The project to change that and bring limit orders to DEXs was Uniswap with its v3 release. A feature called ‘Range Orders’ has allowed liquidity providers (or LPs) to put a single token into a custom range that is either higher or lower than the current price. If the market price falls within that range, one asset is sold for another along a smooth curve. Another benefit versus centralized execution is that while that exchange is being done, LPs earn swap fees in the meantime.
Decentralized exchanges in many ways resemble traditional P2P exchange platforms, which host liquidity in two assets. Those assets are brought in by investors and other users act as automated market makers, while the exchange rate is dynamic—not fixed—and determined by the volume of reserves a given P2P platform has. To understand the rate, you need to derive one asset’s value based on the other’s.

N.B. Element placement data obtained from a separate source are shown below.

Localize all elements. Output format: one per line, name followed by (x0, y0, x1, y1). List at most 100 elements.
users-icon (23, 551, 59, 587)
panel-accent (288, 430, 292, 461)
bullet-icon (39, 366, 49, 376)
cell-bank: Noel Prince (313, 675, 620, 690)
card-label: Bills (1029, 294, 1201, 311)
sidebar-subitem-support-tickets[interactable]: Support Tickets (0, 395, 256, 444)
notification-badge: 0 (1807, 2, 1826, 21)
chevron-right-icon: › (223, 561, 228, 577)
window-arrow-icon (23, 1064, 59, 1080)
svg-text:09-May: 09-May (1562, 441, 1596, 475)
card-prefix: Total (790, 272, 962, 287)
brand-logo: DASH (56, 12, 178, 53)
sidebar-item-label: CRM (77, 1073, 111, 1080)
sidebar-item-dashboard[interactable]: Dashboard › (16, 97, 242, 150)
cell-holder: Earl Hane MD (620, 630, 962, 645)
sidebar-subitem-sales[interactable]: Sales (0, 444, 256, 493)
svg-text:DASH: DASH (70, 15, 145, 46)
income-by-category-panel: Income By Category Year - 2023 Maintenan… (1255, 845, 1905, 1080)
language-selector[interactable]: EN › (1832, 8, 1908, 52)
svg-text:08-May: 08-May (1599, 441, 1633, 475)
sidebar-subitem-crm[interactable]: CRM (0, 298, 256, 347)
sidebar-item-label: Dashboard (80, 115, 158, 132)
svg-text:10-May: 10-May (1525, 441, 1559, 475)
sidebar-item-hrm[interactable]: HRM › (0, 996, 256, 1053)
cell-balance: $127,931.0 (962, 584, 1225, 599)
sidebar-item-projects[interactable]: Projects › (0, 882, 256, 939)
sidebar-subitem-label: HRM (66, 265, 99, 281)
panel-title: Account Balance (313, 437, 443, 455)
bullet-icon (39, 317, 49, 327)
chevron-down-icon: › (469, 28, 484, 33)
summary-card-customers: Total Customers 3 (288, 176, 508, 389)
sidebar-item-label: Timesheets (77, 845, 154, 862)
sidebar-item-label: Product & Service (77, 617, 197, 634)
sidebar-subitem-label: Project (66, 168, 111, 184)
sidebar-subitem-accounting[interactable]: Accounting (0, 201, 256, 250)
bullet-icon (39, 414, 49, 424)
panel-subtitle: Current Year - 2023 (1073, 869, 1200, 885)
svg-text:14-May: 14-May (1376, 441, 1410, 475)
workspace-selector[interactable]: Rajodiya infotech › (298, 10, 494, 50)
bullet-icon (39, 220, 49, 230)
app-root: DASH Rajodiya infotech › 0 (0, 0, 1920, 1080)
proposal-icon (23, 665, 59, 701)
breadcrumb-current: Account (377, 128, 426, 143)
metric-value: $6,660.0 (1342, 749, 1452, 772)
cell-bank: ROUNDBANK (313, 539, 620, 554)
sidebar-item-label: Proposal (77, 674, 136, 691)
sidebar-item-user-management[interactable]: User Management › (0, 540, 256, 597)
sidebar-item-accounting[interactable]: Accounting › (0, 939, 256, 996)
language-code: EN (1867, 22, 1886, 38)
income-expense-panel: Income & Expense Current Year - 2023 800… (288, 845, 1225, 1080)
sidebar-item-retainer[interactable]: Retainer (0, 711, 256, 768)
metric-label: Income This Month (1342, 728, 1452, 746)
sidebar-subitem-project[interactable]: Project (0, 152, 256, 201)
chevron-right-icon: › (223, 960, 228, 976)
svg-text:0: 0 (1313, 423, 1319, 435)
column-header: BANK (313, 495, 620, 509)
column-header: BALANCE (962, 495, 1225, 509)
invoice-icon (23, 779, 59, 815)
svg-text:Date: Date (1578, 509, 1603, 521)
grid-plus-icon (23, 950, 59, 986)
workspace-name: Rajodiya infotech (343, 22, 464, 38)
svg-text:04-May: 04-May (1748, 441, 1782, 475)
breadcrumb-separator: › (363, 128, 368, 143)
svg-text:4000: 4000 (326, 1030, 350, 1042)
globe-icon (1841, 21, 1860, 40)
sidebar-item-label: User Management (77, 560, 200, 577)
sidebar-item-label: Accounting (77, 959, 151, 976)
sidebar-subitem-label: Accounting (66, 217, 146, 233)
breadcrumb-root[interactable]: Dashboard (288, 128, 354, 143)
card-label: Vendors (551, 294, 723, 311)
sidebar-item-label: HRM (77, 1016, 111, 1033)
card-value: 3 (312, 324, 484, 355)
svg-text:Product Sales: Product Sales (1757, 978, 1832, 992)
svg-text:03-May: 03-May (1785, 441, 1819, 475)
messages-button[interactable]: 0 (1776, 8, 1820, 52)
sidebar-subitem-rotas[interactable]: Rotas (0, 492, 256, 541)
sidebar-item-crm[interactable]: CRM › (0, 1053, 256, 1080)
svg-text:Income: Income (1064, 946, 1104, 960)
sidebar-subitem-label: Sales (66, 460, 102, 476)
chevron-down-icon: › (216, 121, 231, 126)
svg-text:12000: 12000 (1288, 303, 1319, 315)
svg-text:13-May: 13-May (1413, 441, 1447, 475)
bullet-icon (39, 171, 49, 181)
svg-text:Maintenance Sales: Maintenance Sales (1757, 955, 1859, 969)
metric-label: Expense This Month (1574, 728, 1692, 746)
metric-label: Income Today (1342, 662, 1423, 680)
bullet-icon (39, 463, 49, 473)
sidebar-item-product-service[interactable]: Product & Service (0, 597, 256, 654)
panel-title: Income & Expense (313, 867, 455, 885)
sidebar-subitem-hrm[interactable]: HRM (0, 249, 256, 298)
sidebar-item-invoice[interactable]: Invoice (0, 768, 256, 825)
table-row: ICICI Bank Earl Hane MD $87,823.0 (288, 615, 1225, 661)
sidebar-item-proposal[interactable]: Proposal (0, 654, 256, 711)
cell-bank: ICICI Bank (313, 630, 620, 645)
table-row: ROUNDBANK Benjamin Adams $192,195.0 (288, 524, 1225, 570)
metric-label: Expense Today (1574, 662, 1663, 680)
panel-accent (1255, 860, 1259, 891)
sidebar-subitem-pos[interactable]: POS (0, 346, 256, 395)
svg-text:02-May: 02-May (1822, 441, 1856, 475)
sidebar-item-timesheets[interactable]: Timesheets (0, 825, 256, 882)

For example, there’s 20 NEAR and 20 PEM, meaning a trader can buy 10 PEM with 10 NEAR. Once this transaction is made, there will now be a shift in reserves to 30 NEAR and 10 PEM, meaning to buy an additional 10 PEM, the trader will have to spend 30 NEAR this time as the PEM’s value has increased in relation to that of NEAR.
The 24-hour trading volume across the DEX sector reached its all time-high (ATH) of US$8.9B on Thursday, May 20, 2021.
According to analytics aggregator DefiLlama, the most popular DEXs in terms of daily trading volume are (as of Wednesday, October 26, 2022):
- Uniswap (Ethereum): US$1.94B
- DODO (multi-chain)
- Curve (Ethereum)
As for the NEAR ecosystem, the most widely used decentralized exchange here is Ref.finance, which ranks 9th and has over US$100 million in total value locked.
DEXs are still in their infancy, and yet they are crucial to the functioning of DeFi apps. If decentralized finance is destined to gain sufficient adoption to eventually overthrow centralized venues, that won’t be possible without decentralized exchanges backing them.